サンフランシスコを拠点にするスタートアップCurbside社は10月6日(現地時間)、地元での買い物を改革するスマートフォンアプリ「Curbside(カーブサイド)」を発表した。
同社は創業にあたり、インデックス・ベンチャーズ、ジェリー・ヤン氏のAMEクラウド・ベンチャーズ、エリック·シュミットのイノベーション・エンデバーズなどから、950万ドル(約10億円)の資金調達を行っている。
スマホで商品を注文し、30分後に受取
「Curbside(カーブサイド)」は、近隣エリアの様々な店舗で販売している商品をスマホアプリから注文することが可能で、対応ストアやCurbside専用の受取窓口など、好きな場所で即日受け取ることができるサービス。
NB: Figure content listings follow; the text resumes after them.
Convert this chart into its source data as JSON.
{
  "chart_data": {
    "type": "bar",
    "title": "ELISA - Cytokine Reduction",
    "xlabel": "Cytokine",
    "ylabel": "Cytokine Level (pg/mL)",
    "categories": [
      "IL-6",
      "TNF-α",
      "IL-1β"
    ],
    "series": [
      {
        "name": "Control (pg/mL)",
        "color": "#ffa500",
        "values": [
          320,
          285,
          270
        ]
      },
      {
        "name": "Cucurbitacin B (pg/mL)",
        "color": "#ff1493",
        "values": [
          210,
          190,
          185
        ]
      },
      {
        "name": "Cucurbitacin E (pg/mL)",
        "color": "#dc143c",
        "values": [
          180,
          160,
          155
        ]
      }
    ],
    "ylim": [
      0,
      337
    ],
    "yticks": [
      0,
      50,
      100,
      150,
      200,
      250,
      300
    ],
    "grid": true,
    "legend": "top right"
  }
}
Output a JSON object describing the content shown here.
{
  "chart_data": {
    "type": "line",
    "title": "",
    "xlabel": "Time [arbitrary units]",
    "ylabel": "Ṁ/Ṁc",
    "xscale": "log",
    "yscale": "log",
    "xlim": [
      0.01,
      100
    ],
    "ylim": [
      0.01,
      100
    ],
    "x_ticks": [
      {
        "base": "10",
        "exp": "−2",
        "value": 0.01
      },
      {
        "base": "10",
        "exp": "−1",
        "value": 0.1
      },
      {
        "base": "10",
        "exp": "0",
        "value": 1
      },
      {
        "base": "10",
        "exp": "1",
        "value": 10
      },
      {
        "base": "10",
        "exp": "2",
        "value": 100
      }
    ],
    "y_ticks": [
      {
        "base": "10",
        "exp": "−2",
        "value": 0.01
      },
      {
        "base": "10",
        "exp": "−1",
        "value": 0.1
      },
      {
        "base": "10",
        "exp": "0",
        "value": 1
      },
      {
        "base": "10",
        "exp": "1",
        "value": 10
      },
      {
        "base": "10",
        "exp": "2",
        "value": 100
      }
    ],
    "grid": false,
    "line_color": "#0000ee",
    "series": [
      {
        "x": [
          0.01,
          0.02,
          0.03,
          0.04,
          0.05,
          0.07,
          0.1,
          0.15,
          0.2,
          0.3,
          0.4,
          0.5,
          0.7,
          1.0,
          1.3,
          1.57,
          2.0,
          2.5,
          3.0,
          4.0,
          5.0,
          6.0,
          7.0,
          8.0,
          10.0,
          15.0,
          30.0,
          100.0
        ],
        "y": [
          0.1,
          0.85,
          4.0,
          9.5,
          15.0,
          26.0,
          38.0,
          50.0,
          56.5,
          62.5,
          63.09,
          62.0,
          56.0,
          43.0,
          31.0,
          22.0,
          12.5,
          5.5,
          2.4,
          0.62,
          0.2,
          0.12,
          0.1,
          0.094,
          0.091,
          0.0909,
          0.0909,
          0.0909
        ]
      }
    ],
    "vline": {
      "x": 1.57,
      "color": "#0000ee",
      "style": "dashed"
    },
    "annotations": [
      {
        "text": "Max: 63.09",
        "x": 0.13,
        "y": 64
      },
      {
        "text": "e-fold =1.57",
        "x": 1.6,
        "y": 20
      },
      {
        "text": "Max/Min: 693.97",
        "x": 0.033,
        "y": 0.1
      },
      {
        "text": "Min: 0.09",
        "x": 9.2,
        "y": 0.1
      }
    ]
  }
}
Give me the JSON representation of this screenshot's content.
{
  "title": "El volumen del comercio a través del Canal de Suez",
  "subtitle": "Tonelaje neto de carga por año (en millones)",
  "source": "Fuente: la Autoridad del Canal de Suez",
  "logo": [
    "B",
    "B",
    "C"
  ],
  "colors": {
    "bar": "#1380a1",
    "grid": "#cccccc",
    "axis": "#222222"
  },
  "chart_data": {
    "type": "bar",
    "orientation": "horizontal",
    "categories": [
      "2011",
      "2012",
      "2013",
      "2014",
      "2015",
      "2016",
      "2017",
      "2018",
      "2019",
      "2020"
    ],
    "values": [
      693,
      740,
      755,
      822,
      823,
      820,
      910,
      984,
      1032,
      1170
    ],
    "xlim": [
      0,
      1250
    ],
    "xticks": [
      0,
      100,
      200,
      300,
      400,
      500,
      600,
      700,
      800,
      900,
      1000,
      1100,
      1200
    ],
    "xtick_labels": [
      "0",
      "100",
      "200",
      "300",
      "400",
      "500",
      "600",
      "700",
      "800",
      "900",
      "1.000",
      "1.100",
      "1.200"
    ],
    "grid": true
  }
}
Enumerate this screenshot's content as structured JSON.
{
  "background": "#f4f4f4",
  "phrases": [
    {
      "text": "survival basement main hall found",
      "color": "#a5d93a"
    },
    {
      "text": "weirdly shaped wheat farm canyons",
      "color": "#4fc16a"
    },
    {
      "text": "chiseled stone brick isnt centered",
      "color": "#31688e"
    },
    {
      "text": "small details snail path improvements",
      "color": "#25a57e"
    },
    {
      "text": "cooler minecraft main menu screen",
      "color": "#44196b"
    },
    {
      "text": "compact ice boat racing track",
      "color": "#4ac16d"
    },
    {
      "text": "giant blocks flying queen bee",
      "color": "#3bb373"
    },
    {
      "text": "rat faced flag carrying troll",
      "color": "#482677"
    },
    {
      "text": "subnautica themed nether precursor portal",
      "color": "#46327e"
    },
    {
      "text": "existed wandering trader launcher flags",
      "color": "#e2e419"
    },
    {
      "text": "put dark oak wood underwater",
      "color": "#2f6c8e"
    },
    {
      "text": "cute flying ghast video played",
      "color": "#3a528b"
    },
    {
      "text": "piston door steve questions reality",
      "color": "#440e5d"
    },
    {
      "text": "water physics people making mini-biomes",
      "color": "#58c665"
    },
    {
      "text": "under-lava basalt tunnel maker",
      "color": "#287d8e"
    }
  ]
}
実際の利用者の話しでは30分〜1時間程度で商品が用意されたという声もあるようだ。
ユーザーはサービスを無料で利用することができ、店頭価格そのままの値段で商品を購入することが可能だ。
商品の準備が完了するとスマホに通知
注文後に商品が用意されると、購入者のスマホアプリに通知が届く。決済はスマホアプリで済ませることが可能なため、受取場所に行けば商品をすぐに受け取ることができる。Curbside専用の受取窓口では、車に乗車したままでの受け渡しも行う。商品は48時間以内に受け取る必要がある。
店舗に対しても受け取りに来た人が近づいていることを知らせるため、商品をすぐに渡せるように、準備できるようにしている。
カリフォルニアのサンホセエリアでのβテストを経て、サンフランシスコエリアでサービスの提供を開始した。対応する店舗は、小売チェーンのターゲット、クレイト&バレル、ホーム·デポ、トイザらスなどの10店舗で、数十万点の品揃えの中から商品を注文することができる。来月からはさらにエリアを広げて展開する計画だ。
CEOのジャロン・ウォルドマンは「配達サービスよりも速く、より便利になるCurbsideは忙しい買い物客にとって完全な解決法となる」と自信をのぞかせている。
Introducing Curbside from Curbside on Vimeo.
Appleに事業を売却した経験を持つ創業者2人によって創設
Curbside社はカリフォルニア州パロアルト拠点とするスタートアップ企業。創設者の2人はいずれもAppleに自らの事業を売却した経歴を持つ人物で、ジャロン・ウォルドマン氏はマッピングサービス「Placebase」を売却、デニス・ラプライズ氏はGoogle Earthの競合サービスとなる「Free Earth」を開発したPoly9を売却している。
創立時にインデックス・ベンチャーズ主催の「Series A round」からの800万ドルを含む950万ドルの資金調達を行っており、出資はジェリー・ヤン氏のAMEクラウド・ベンチャーズ、 オライリー・アルファテック·ベンチャーズ、エリック·シュミットのイノベーション・エンデバーズ、シカゴ·ベンチャーズ、テンワンテン、WGIグループを含み、そして元・Yahoo!社長であり、現Costco重役のスー·デッカーや、Visaの社長兼CEO、カールF・パスカレラなど数人の個人も出資者に名を連ねている。
「Curbside」は、速報系の流れというよりはスマホで注文し店舗でピックアップするサービスの発展系と言えるだろう。日本でも、スマホで注文し店舗で受け取るサービスをヨドバシカメラや飲食店などが展開しているが、それぞれの企業が単体で行っているケースが一般的だ。Curbsideは、複数の店舗に対応し、買い物の時間を軽減したり、帰りに受け取って帰りたいといったニーズに応えるものになる。
Yahoo!ショッピングも東京の豊洲で複数の店舗の商品をネットで注文し、自宅まで届けてくれる「すぐつく」というサービスを試験的に展開している。「すぐつく」の場合は、2時間以内に自宅まで配送するサービスとなっているが、「Curbside」配達をせず受取に来てもらうことで、人員の負担を軽減することに成功しているかもしれない。
AMEクラウド・ベンチャーズのジェリー・ヤン氏は「ロケーション・ベースの買い物はモバイル商戦の未来だ。そしてCurbsideはその最先端を歩んでいる」と語っている。